William gave it a minute before he shuffled away from the warehouse, jumped back to his feet, and took off towards the arena for a second time.
Consistent with many of the small buildings in this section of the city, the one closest to the arena had a fire escape. Thankfully, it ran down the side farthest away from the diseased mob. He didn’t need them watching him make his way towards them.
A handrail ran to the ground with the zigzagged stairs. At the bottom, he kicked a section. One side of it snapped free with a clang! Once he’d worked the other side free and liberated the three-foot steel bar, he headed towards the arena and the diseased crowd.
The soldier’s baton tucked down the back of his trousers and the handrail in a two-handed grip, William’s palms sweated and his heart thumped. He swallowed against the dry itch in his throat. The plan had been easier to make when he’d been twenty feet higher than the creatures. Now he stood eyeball to eyeball … But what other choice did he have?
The drones remained near the corner of the arena. Matilda and Artan would starve to death rather than give up. If Matilda and Artan were even inside the building.
If he thought about it for much longer, he’d change his mind. William stepped from the alleyway and coughed to clear his throat.
About twenty diseased turne
d his way. Forty bleeding eyes. Lips pulled back, rattling snarls, angry hissing. William ran. The diseased gave chase.
A lead of about thirty feet. Hopefully, it would be enough. William led them away from the arena, the metal pole in his grip. Their clumsy steps beat a tattoo against the asphalt, some of them yelling and yipping as their balance failed and they went down.

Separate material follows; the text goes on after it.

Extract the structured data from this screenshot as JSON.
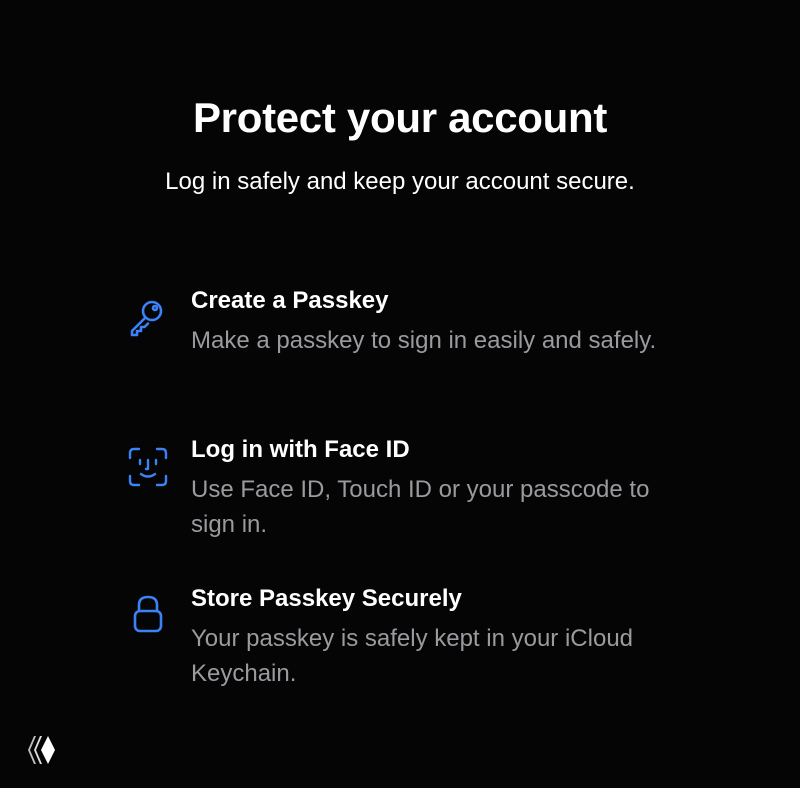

Not far to run, but fear robbed the strength from William’s legs. He focused on his destination. Whether they fell over or not, looking back wouldn’t help his cause.
The large doors at the front of the scavengers’ warehouse clattered when William slammed into them. The bar in his grip, he shook as he threaded it into the loop of the lock. He froze when he glanced to his right at the wall of diseased closing in.
William tugged against the lock, yelling as he pulled. “Yeargh!” It broke into several small pieces. The chains sloughed from their loops and fell to the ground with a splash. William pulled the doors wide and charged into the warehouse. A scavenger waited for him. Teeth bared, he hissed like a diseased.
William smashed the metal bar over the dirty man’s head. One blow proved enough.
Before the scavengers could use their pulley system to close the doors, the diseased streamed into the building.
The bar in his grip, William ran towards the bottom of the stairs. Many of the scavengers retreated to the first floor, shouting to those above them. But several guarded the pulley, tugging the ropes in a futile attempt to defend their home.
Small windows in the walls on William’s left and right. He charged at the scavengers on the pulley and dived through one like he’d done the last time he’d escaped the building. Except, this time, when he landed on the ground in the alley outside, the only thing following him were the screams of falling scavengers.
William ran from the alley on wobbly legs. Panic burst from the warehouse’s windows. Throat-tearing cries. Diseased snarls. Footsteps against metal as some of the scavengers climbed out to the fire escape on the first floor.